Clinical editor Jane Veys considers the advantages of a blended healthcare approach.

My time at The Vision Care Institute taught me that best-practice education is a mix of online and face-to-face activities – leveraging the strengths of each to increase knowledge transfer and engagement. This blended learning approach provides opportunities to use digital tools before, during and after face-to-face interaction, ensuring more effective use of time for student and teacher, and allowing skills and knowledge to become more deeply embedded. 

This ethos applies to a blended healthcare approach too, and the experiences of the pandemic have accelerated the need for and provision of more virtual and digital offerings to enhance or replace face-to-face appointments. 
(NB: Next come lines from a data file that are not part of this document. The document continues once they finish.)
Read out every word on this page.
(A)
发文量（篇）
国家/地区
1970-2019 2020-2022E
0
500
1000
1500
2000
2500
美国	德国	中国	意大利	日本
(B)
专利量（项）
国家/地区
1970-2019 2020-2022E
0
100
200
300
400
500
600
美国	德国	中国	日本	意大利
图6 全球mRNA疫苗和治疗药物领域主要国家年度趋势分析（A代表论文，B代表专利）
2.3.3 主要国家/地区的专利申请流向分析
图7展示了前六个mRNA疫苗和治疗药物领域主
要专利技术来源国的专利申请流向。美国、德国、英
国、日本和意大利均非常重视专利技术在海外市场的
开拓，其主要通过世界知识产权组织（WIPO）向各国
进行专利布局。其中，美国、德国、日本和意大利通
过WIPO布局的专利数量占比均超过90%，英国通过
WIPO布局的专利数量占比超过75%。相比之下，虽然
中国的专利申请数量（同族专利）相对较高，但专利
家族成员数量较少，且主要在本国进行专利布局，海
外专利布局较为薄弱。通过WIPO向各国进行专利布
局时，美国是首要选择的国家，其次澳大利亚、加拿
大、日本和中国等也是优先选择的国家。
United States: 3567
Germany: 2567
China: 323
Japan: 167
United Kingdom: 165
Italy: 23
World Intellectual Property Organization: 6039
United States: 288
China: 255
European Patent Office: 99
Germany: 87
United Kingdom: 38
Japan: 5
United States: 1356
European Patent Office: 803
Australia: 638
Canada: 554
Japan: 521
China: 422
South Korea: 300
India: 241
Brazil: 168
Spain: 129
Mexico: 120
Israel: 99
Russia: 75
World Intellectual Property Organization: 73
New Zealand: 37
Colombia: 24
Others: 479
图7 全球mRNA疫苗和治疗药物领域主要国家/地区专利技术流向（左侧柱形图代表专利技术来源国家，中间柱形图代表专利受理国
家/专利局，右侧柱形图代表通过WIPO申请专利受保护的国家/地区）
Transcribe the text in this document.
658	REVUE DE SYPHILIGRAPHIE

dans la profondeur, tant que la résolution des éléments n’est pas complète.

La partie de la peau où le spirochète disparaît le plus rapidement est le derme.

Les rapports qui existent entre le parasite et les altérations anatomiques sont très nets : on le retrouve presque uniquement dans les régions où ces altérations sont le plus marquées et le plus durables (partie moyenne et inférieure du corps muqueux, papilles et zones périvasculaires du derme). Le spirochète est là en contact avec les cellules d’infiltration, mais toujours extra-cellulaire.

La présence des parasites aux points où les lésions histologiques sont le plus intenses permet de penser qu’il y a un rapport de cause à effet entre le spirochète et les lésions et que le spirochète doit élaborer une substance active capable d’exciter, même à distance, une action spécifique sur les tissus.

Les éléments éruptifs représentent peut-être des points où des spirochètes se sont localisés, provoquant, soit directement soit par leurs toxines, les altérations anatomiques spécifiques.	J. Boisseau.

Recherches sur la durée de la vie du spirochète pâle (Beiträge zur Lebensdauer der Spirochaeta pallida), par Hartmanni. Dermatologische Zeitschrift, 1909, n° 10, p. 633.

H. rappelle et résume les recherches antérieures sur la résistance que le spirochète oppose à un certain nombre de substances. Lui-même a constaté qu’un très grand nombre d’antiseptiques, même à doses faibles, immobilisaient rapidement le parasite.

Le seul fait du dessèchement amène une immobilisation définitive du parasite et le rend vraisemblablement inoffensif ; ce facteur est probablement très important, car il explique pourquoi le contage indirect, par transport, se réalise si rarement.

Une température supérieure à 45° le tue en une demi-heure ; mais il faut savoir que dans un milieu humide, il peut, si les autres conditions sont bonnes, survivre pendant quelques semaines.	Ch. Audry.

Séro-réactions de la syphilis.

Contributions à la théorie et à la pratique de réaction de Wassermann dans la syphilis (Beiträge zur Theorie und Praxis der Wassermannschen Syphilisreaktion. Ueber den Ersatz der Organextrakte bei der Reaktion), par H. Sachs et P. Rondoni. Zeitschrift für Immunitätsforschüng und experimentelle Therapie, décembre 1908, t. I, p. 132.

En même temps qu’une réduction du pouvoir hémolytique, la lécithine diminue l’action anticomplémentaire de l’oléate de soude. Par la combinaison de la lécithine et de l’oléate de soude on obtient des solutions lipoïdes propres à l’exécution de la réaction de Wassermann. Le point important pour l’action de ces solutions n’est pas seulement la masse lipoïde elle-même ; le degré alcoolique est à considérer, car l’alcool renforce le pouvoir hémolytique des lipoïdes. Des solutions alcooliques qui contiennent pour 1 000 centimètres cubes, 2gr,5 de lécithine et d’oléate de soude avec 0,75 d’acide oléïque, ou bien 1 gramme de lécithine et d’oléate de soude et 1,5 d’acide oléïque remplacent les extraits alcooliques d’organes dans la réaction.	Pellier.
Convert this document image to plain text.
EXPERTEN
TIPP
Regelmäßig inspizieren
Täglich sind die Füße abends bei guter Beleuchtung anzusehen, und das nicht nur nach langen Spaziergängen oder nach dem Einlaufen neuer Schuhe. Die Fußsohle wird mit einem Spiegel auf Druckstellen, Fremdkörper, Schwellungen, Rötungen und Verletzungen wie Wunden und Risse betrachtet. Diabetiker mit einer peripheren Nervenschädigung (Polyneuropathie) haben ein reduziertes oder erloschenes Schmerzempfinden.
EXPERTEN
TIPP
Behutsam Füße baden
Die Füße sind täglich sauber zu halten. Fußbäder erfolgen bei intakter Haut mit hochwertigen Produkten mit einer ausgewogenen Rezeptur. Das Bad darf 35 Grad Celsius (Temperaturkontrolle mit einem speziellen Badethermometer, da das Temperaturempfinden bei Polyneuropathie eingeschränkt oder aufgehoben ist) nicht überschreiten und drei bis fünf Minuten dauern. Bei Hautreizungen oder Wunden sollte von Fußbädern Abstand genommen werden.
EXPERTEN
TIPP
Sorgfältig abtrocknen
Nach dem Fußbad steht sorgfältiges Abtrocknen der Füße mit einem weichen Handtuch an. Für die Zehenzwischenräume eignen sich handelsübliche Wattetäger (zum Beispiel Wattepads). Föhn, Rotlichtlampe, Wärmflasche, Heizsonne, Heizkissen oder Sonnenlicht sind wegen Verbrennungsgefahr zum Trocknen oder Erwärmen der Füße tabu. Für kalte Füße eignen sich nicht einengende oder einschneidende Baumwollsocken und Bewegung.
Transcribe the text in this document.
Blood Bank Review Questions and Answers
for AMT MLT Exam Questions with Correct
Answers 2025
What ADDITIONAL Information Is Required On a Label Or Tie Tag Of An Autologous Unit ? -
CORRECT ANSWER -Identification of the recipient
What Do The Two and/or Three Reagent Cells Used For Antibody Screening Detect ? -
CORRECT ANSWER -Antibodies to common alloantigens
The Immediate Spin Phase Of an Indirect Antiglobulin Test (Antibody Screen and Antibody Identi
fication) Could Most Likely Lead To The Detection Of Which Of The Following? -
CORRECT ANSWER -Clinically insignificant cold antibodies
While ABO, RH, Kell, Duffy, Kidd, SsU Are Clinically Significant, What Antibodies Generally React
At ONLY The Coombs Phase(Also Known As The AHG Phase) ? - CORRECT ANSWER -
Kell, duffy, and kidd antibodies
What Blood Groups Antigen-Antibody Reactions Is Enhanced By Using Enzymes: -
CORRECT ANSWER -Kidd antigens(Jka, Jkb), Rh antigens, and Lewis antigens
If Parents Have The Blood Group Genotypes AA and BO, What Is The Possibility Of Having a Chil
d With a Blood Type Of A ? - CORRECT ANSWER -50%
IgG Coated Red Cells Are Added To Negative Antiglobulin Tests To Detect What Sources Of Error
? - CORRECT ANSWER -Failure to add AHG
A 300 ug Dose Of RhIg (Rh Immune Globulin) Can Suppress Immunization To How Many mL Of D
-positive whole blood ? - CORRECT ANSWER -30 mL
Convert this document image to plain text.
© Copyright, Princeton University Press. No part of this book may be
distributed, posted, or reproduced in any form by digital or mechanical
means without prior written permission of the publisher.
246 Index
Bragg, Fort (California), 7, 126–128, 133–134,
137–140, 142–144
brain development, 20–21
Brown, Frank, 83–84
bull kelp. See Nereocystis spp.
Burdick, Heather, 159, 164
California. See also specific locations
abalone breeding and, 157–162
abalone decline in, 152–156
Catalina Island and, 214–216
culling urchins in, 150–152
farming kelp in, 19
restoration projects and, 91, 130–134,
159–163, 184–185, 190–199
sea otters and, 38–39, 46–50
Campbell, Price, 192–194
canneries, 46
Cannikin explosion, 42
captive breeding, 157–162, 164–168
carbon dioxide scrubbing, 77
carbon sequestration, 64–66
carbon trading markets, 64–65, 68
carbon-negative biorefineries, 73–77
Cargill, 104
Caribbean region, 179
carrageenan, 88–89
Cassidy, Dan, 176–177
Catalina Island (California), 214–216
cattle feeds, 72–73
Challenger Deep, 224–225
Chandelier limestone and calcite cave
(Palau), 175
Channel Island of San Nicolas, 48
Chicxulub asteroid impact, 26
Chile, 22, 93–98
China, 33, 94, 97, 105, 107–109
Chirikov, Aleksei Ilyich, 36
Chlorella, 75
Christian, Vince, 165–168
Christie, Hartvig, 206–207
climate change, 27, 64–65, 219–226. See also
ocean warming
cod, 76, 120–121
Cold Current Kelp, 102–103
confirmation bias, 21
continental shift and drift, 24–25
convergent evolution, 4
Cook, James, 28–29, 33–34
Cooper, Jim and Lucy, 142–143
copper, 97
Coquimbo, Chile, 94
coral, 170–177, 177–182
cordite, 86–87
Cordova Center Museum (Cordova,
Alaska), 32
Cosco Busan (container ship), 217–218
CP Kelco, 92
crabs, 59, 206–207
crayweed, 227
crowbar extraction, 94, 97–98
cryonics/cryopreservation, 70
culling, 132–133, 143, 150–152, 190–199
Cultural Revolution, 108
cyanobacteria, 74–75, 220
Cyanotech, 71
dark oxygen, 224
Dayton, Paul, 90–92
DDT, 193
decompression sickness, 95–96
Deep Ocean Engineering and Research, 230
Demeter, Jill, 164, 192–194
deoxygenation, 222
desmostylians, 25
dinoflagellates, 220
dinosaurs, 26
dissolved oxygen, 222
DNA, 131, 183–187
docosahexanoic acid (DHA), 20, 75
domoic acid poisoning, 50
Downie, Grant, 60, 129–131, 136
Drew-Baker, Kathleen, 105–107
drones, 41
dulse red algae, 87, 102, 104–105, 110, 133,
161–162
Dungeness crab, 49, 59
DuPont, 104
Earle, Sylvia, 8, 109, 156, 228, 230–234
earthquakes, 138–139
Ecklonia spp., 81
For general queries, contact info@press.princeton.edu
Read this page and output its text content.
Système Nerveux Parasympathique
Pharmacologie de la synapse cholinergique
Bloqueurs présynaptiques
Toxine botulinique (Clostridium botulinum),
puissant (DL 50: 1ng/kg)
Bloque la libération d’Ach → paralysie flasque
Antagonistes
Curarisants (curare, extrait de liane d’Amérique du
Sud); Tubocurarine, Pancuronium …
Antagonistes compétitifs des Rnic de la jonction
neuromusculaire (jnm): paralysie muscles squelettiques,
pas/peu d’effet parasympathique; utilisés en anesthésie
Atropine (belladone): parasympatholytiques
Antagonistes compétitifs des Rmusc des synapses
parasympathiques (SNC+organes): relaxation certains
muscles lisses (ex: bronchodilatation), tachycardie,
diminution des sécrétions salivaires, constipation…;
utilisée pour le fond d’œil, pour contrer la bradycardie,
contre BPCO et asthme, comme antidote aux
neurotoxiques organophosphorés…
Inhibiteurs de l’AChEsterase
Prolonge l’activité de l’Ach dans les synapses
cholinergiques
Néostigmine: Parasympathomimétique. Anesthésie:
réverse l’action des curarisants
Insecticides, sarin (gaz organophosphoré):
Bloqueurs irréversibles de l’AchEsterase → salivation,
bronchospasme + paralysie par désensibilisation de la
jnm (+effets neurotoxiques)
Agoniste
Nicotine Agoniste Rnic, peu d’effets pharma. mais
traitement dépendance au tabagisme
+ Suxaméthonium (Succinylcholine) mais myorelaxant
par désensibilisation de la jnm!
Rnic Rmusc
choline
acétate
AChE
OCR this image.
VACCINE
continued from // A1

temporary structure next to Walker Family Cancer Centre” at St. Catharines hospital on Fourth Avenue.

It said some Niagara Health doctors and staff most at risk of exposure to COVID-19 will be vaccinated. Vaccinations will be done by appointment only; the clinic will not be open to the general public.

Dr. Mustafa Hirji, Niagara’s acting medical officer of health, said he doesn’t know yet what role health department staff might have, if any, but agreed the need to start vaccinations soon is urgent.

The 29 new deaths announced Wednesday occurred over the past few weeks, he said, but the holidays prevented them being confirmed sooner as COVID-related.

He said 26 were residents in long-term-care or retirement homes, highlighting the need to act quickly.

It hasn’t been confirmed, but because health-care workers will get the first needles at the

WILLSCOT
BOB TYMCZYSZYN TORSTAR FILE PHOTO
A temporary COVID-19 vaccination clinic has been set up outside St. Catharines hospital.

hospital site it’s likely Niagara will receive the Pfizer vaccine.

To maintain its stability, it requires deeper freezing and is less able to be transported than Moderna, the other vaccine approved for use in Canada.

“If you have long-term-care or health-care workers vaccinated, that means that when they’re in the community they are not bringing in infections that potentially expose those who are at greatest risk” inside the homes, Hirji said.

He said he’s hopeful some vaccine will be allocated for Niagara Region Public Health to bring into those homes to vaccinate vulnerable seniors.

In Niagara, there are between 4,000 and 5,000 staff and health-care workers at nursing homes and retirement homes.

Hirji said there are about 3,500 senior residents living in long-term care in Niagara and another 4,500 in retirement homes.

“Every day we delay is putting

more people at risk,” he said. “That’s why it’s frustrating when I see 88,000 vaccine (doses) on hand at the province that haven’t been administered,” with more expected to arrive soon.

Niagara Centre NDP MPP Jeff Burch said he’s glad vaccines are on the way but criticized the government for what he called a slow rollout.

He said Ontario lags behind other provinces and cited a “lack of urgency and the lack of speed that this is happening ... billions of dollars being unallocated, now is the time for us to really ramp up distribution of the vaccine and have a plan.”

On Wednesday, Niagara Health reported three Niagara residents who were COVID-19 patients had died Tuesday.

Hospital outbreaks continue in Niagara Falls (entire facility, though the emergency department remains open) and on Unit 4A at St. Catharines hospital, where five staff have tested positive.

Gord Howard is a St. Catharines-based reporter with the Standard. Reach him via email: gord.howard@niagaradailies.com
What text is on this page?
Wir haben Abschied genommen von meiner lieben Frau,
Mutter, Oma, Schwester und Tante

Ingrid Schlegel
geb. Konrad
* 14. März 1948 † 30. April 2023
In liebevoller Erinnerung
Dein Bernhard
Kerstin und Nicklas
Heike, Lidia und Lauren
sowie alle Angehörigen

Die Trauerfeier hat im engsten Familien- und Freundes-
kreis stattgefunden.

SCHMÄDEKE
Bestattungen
Learners, like patients, are not all the same – what works for one may not necessarily work for another at any one particular point in time. Also, patients’ needs differ – they need to access primary and secondary eye care at different times and in different ways. Whether a new contact lens wearer or a long-standing glaucoma sufferer, a blended healthcare approach can offer many advantages, and integrating appropriate technology along the way can add additional benefits.

Applying and removing contact lenses can be a daunting prospect for the novice, but access to a simple video can help preparation. We can and need to do more to support wearers in their early days. Our article outlines the benefits of videos, online guides and remote support to offer personalised, effective, encouraging education – in addition to patience and perseverance in the early days, until skills improve.

A blended healthcare approach can offer many advantages

The use of technology also presents opportunities for more effective monitoring of chronic conditions and helps to free up capacity in an overburdened hospital eye service. Secondary eye care provision has limited capacity – even before the pandemic it was under pressure. With an ageing population this will only get worse, as many eye conditions need to be monitored for a lifetime. Our feature outlines an exciting innovation to monitor visual fields on a tablet-based system at home. With the hospital eye service currently coping with more than one million glaucoma visits per year, such a scheme could bring significant benefits for both patients and practitioners, and I look forward to further developments.

Another pressure point for the hospital eye service is cataract surgery, and ways to streamline services are under discussion to help manage growing waiting lists. For low-risk cases, immediate sequential bilateral cataract surgery (ISBCS) is a growing consideration, and the pros and cons are explored in our article. ISBCS could certainly free up capacity and reduce the number of hospital visits, but the increased, immediate anxiety this may bring – for both patient and surgeon – cannot be overlooked!

As we transition out of lockdown and move towards a new norm, we need to manage our own and our patients’ anxieties, and embrace technology for the benefit of all. The eye care profession and our patients can expect changing patient pathways and a new mix of remote and face-to-face interactions. The challenge is to find the right mix, to match the differing requirements of our patients at the time of their need.

Jane Veys MCOptom, Clinical Editor
E: jane.veys@college-optometrists.org

Jane Veys MSc MCOptom FIACLE

Jane has been involved in optometry for over 30 years and is an experienced educator, facilitator and scientific writer. She has published more than 50 articles, authored a leading contact lens textbook and created industry leading digital education series.

Following clinical practice and research experience in the UK and Australia, Jane was appointed research manager for the European Contact Lens Research in Manchester, and subsequently joined Johnson & Johnson in 1993. She held senior management positions in Professional and Clinical Affairs, championing evidence-based contact lens practice and patient-centred education for eyecare professionals, most recently as Director, Global Professional Education.

In late 2018, Jane became self-employed and is currently working on a range of collaborative projects in medical education and the charitable sector. She has special interests in eye health education, health promotion and behavioural science and is looking to develop more activities in these areas.